An ear infection occurs when fluid becomes trapped in the middle ear following a viral or bacterial infection. This painful affliction is most common in children, but can affect people of all ages. Ear infections can be either acute (of short duration) or chronic (persisting or reoccurring frequently).
Most ear infections are viral or bacterial in nature, usually occurring after a cold or upper respiratory infection. These conditions cause swelling of the Eustachian tube, a small canal that connects the middle ear to the nostrils and provides an outlet for fluid drainage, trapping germs and fluid in the middle ear and leading to infection. The result is a painful earache that may be accompanied by fluid drainage from the affected ear and a loss of hearing. Children may display an increase in crying and irritability, and suffer from fever, headache, loss of appetite, dizziness and difficulty sleeping.
Because children are still growing physically, some of their internal organs may also be temporarily underdeveloped. This is true of the Eustachian tube, the canal that connects the middle ear to the nostrils, providing an outlet for fluid drainage. Because the Eustachian tube is smaller in children, it is more prone to swelling; when this occurs, fluid is trapped in the middle ear. This fluid presses against the eardrum, causing pain, and can harbor germs that lead to infection. The result is an earache and, in some cases, loss of hearing. When the infection does not completely go away or returns often, it is referred to as chronic.

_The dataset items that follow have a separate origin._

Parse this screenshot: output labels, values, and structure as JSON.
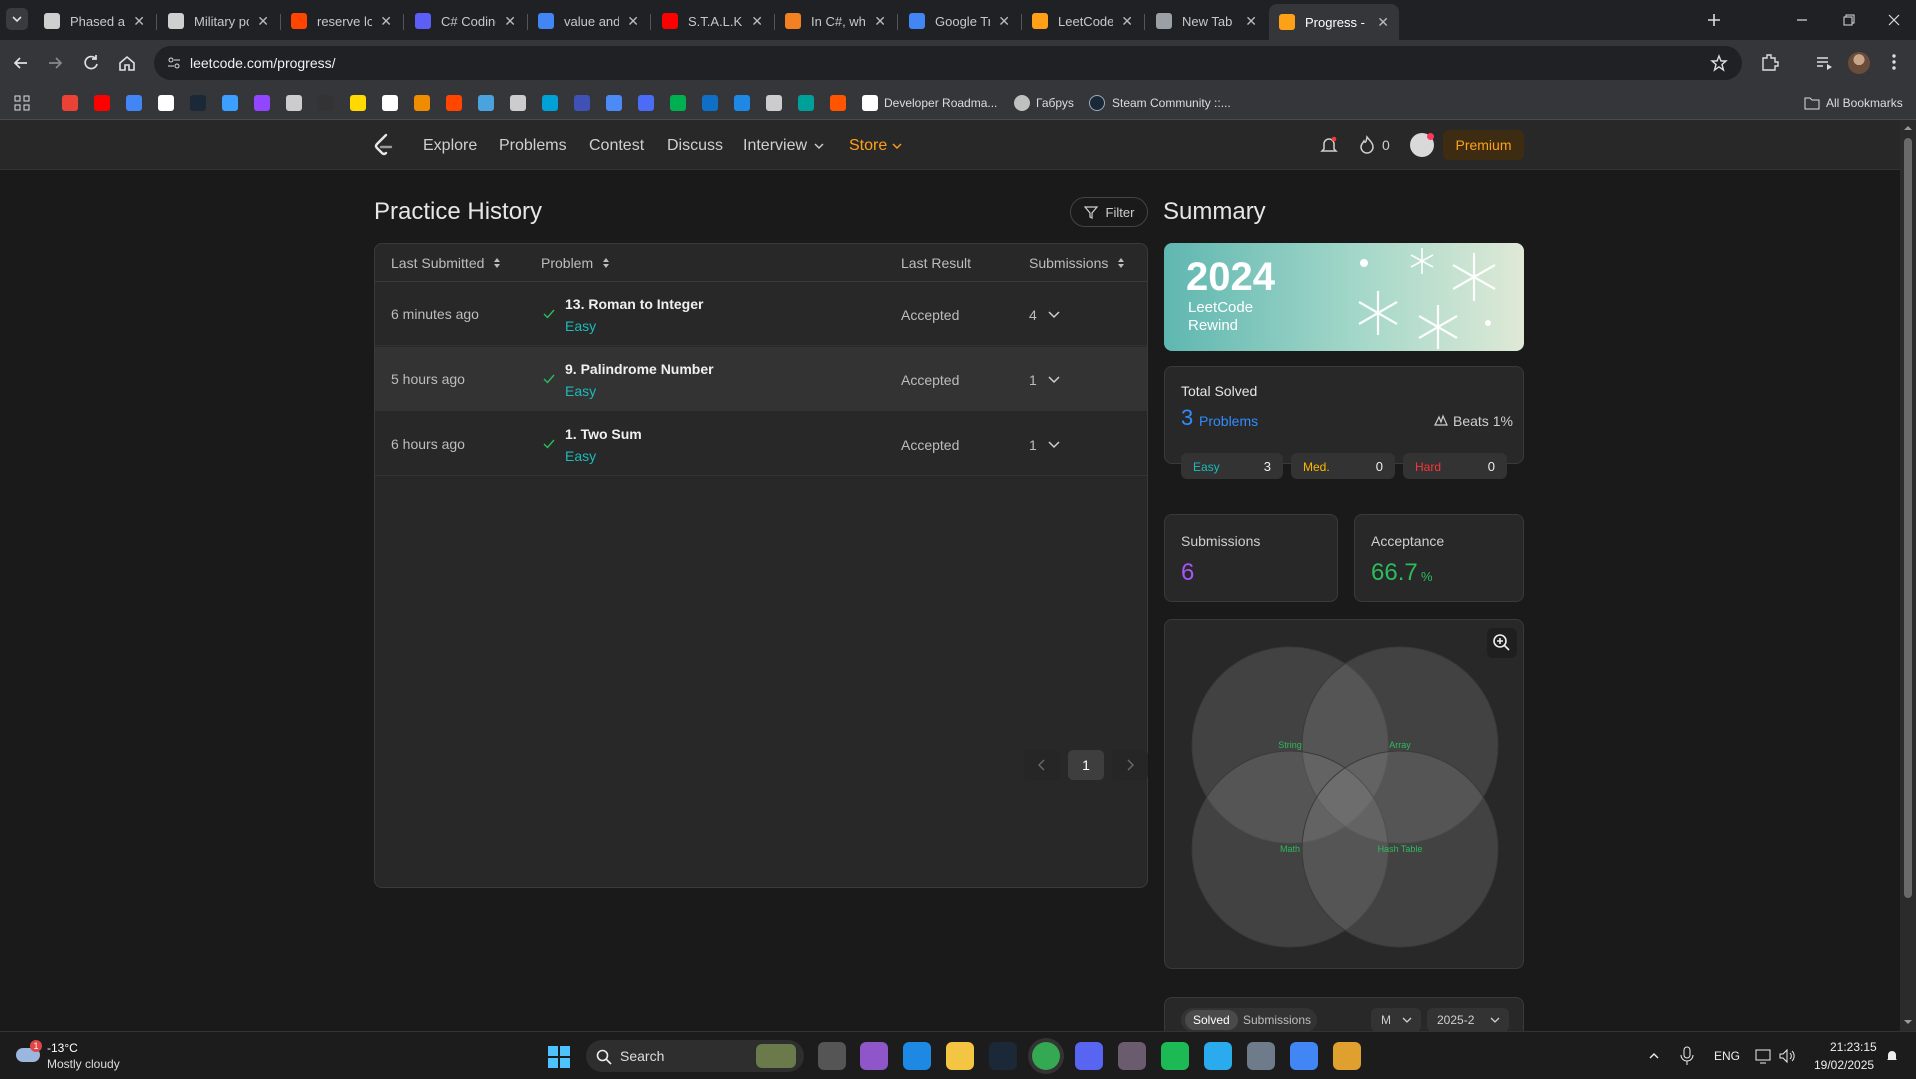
{
  "browser": {
    "tabs": [
      {
        "title": "Phased array el",
        "color": "#cfcfcf"
      },
      {
        "title": "Military power",
        "color": "#cfcfcf"
      },
      {
        "title": "reserve loot is",
        "color": "#ff4500"
      },
      {
        "title": "C# Coding guic",
        "color": "#5c5ff5"
      },
      {
        "title": "value and refer",
        "color": "#4285f4"
      },
      {
        "title": "S.T.A.L.K.E.R.: C",
        "color": "#ff0000"
      },
      {
        "title": "In C#, why is St",
        "color": "#f48024"
      },
      {
        "title": "Google Transla",
        "color": "#4285f4"
      },
      {
        "title": "LeetCode - The",
        "color": "#ffa116"
      },
      {
        "title": "New Tab",
        "color": "#9aa0a6"
      },
      {
        "title": "Progress - Leet",
        "color": "#ffa116"
      }
    ],
    "url": "leetcode.com/progress/",
    "bookmarks": {
      "developer_roadmaps": "Developer Roadma...",
      "habr": "Габруs",
      "steam_community": "Steam Community ::...",
      "all_bookmarks": "All Bookmarks"
    }
  },
  "nav": {
    "explore": "Explore",
    "problems": "Problems",
    "contest": "Contest",
    "discuss": "Discuss",
    "interview": "Interview",
    "store": "Store",
    "streak_count": "0",
    "premium": "Premium"
  },
  "history": {
    "title": "Practice History",
    "filter_label": "Filter",
    "columns": {
      "last_submitted": "Last Submitted",
      "problem": "Problem",
      "last_result": "Last Result",
      "submissions": "Submissions"
    },
    "rows": [
      {
        "time": "6 minutes ago",
        "problem": "13. Roman to Integer",
        "difficulty": "Easy",
        "result": "Accepted",
        "submissions": "4"
      },
      {
        "time": "5 hours ago",
        "problem": "9. Palindrome Number",
        "difficulty": "Easy",
        "result": "Accepted",
        "submissions": "1"
      },
      {
        "time": "6 hours ago",
        "problem": "1. Two Sum",
        "difficulty": "Easy",
        "result": "Accepted",
        "submissions": "1"
      }
    ],
    "page": "1"
  },
  "summary": {
    "title": "Summary",
    "banner": {
      "year": "2024",
      "line1": "LeetCode",
      "line2": "Rewind"
    },
    "total_solved_label": "Total Solved",
    "solved_count": "3",
    "solved_unit": "Problems",
    "beats": "Beats 1%",
    "easy_label": "Easy",
    "easy_count": "3",
    "med_label": "Med.",
    "med_count": "0",
    "hard_label": "Hard",
    "hard_count": "0",
    "submissions_label": "Submissions",
    "submissions_value": "6",
    "acceptance_label": "Acceptance",
    "acceptance_value": "66.7",
    "acceptance_unit": "%",
    "venn_labels": [
      "String",
      "Array",
      "Math",
      "Hash Table"
    ],
    "toggle_solved": "Solved",
    "toggle_submissions": "Submissions",
    "period_select": "M",
    "month_select": "2025-2"
  },
  "taskbar": {
    "temperature": "-13°C",
    "weather": "Mostly cloudy",
    "weather_badge": "1",
    "search": "Search",
    "language": "ENG",
    "time": "21:23:15",
    "date": "19/02/2025"
  },
  "colors": {
    "accent_orange": "#ffa116",
    "easy": "#1cbbba",
    "medium": "#ffb800",
    "hard": "#f63737",
    "accepted_green": "#2cbb5d",
    "link_blue": "#2f8cff",
    "purple": "#a855f7"
  }
}
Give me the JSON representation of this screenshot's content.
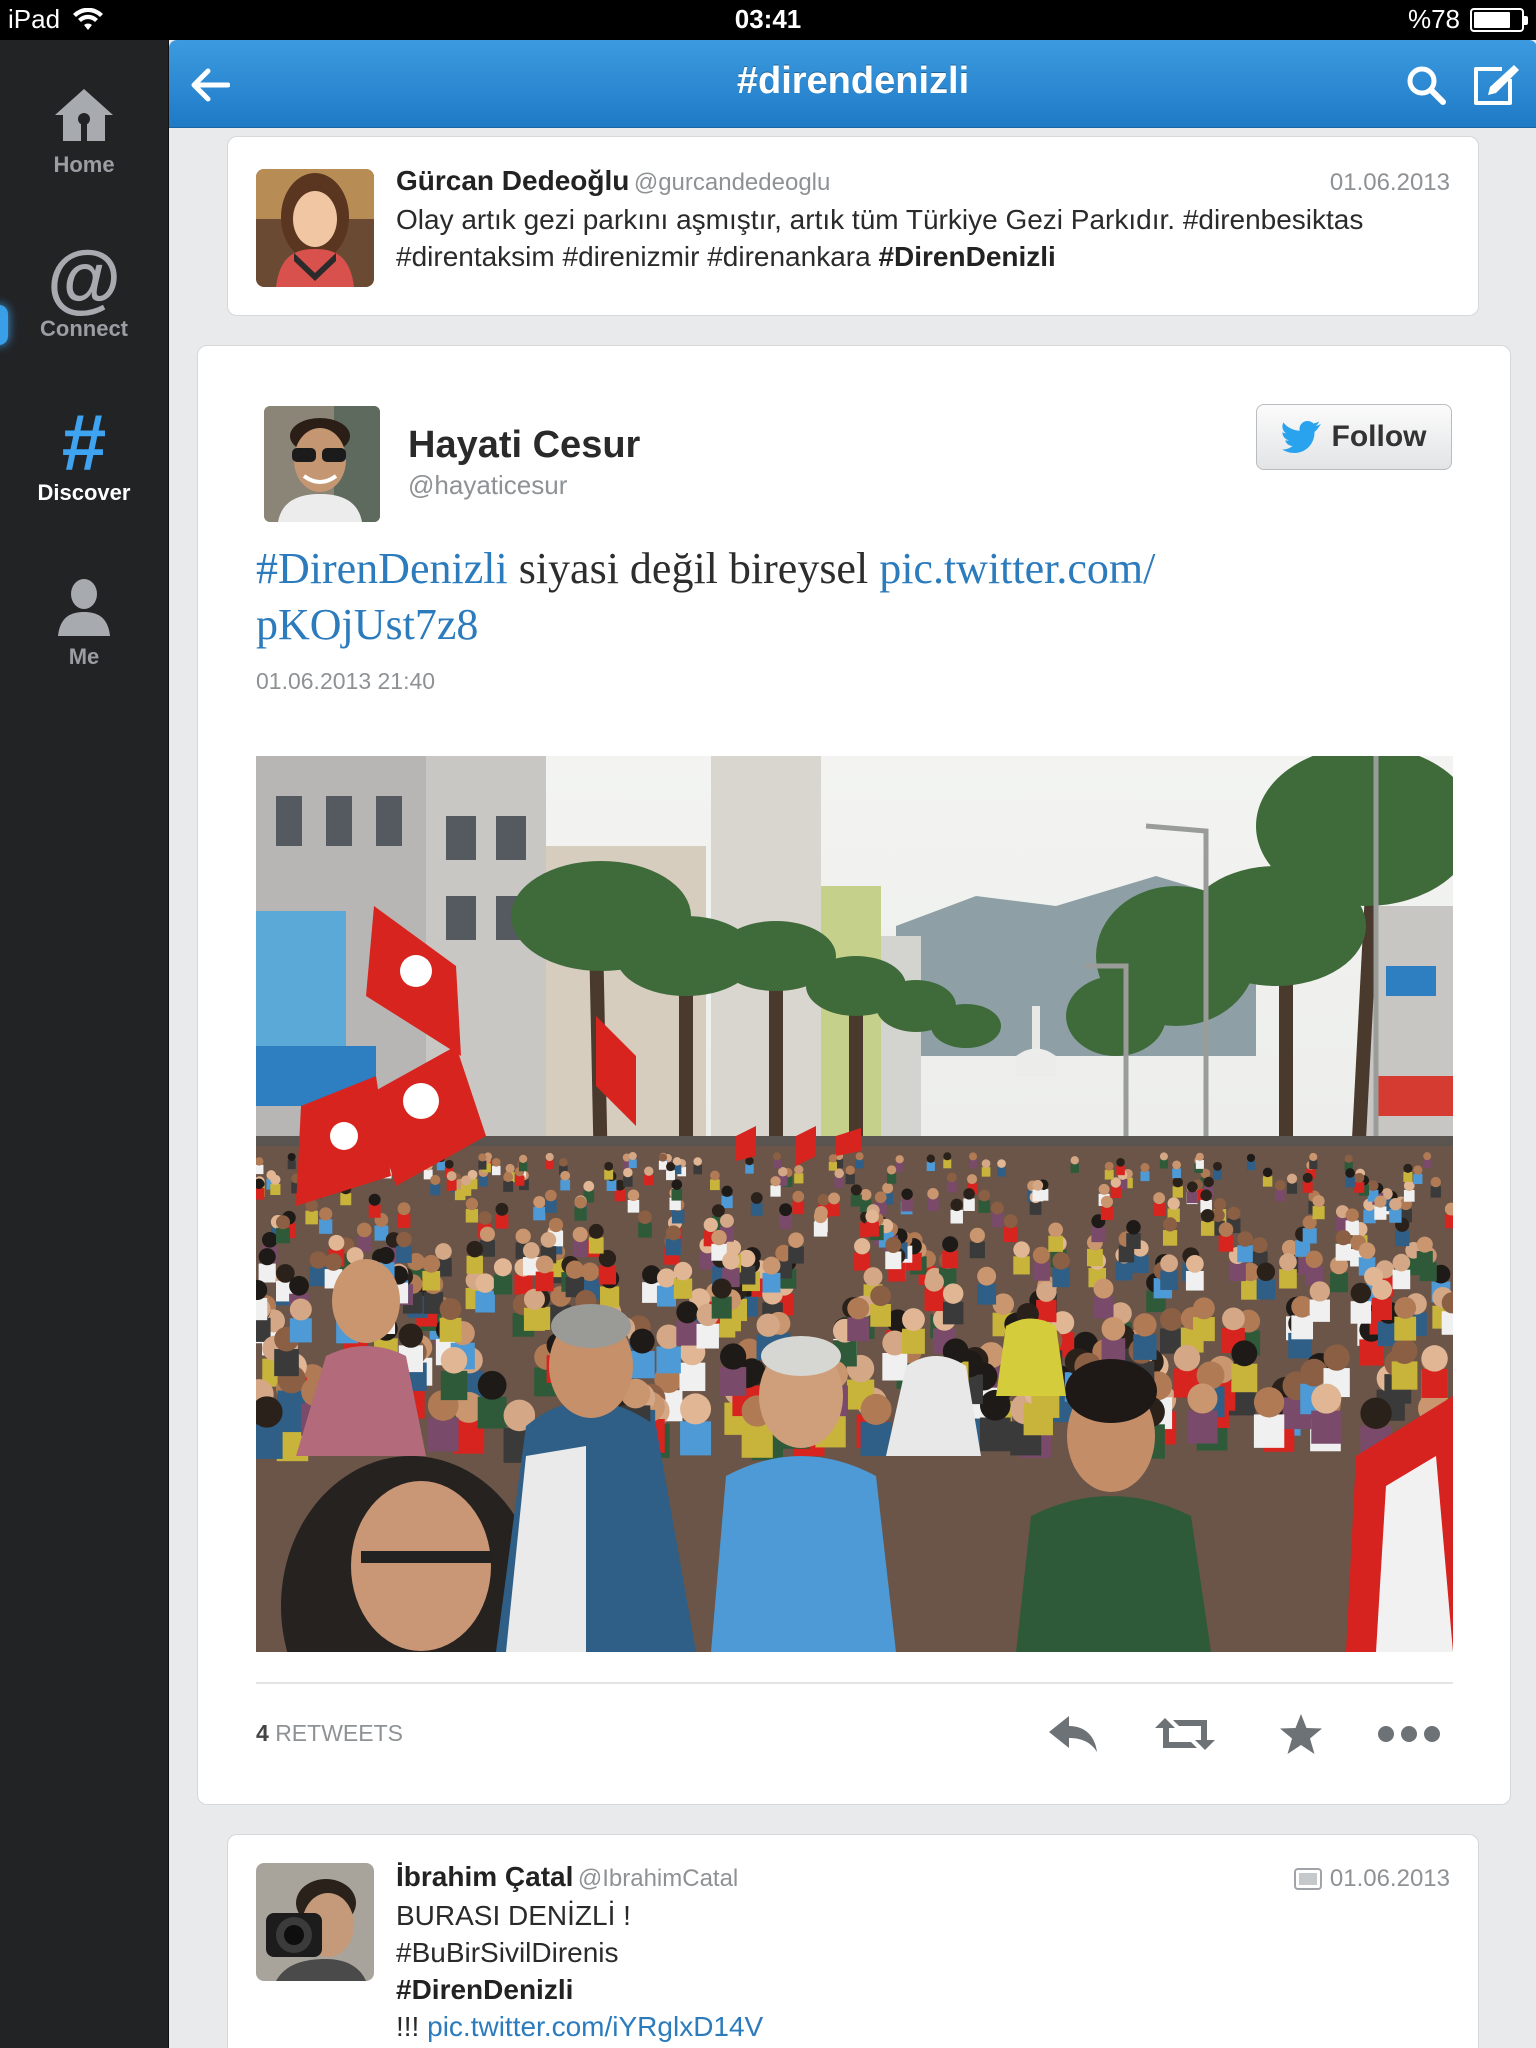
{
  "status_bar": {
    "device": "iPad",
    "time": "03:41",
    "battery": "%78",
    "battery_level": 0.78
  },
  "sidebar": {
    "items": [
      {
        "label": "Home",
        "icon": "home-icon"
      },
      {
        "label": "Connect",
        "icon": "at-icon"
      },
      {
        "label": "Discover",
        "icon": "hash-icon",
        "active": true
      },
      {
        "label": "Me",
        "icon": "person-icon"
      }
    ]
  },
  "header": {
    "title": "#direndenizli"
  },
  "tweets": {
    "first": {
      "name": "Gürcan Dedeoğlu",
      "handle": "@gurcandedeoglu",
      "date": "01.06.2013",
      "text_line1": "Olay artık gezi parkını aşmıştır, artık tüm Türkiye Gezi Parkıdır. #direnbesiktas",
      "text_line2_plain": "#direntaksim #direnizmir #direnankara ",
      "text_line2_bold": "#DirenDenizli"
    },
    "featured": {
      "name": "Hayati Cesur",
      "handle": "@hayaticesur",
      "follow_label": "Follow",
      "hashtag": "#DirenDenizli",
      "text": " siyasi değil bireysel ",
      "link_line1": "pic.twitter.com/",
      "link_line2": "pKOjUst7z8",
      "timestamp": "01.06.2013 21:40",
      "retweet_count": "4",
      "retweet_label": "RETWEETS"
    },
    "third": {
      "name": "İbrahim Çatal",
      "handle": "@IbrahimCatal",
      "date": "01.06.2013",
      "line1": "BURASI DENİZLİ !",
      "line2": "#BuBirSivilDirenis",
      "line3": "#DirenDenizli",
      "line4_prefix": "!!! ",
      "line4_link": "pic.twitter.com/iYRglxD14V"
    }
  },
  "colors": {
    "accent": "#2b7bbd",
    "header": "#2a88d6",
    "sidebar": "#222325",
    "background": "#e9eaeb"
  }
}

The hallmark signs of ear infection are pain and pressure in the ear and fluid drainage. These may be accompanied by a low-grade fever and hearing loss. Infants are often fussier than usual, and may cry inconsolably, refuse to eat and have trouble sleeping. They may also pull or tug on the ear. Symptoms may be milder in chronic ear infections. Should the child display any of these symptoms, bring them to the doctor; the sooner an acute ear infection is treated, the lower the chances of it developing into a chronic condition.
Treating an ear infection begins at home. To help soothe symptoms, gently press a warm washcloth against the affected ear. The child may have eardrops and over-the-counter medications such as acetaminophen or ibuprofen to help relieve pain. Avoid aspirin, which can be dangerous to young children.
The child’s doctor will likely prescribe antibiotics to treat a chronic ear infection. These should be taken until used up, even if the child’s symptoms appear to be improving; otherwise, the infection could worsen.
When medication is not effective, a surgical solution involving ear tubes may be considered. These are inserted in the middle ear and provide ventilation and fluids, keeping the ear clear and preventing infection. Most ear tubes remain in place anywhere from six to 18 months and eventually fall out on their own. If not, surgery to remove them is performed.
If left untreated, chronic ear infections can lead to a variety of complications including hearing loss, damage to the bones in the middle ear, balance problems, a middle ear cyst called a cholesteatoma, facial paralysis and inflammation of the brain. For these reasons, early detection and treatment are crucial. Better still is prevention.
Patients can’t always stave off an ear infection, but there are steps that can be taken to reduce the chances of a child developing one. These include breast-feeding babies, making sure he or she is up-to-date on vaccinations, practicing good hygiene (e.g., regular hand-washing), keeping children away from tobacco smoke, and enrolling them in as small a day care or preschool facility as possible. Simply put, fewer children mean fewer germs.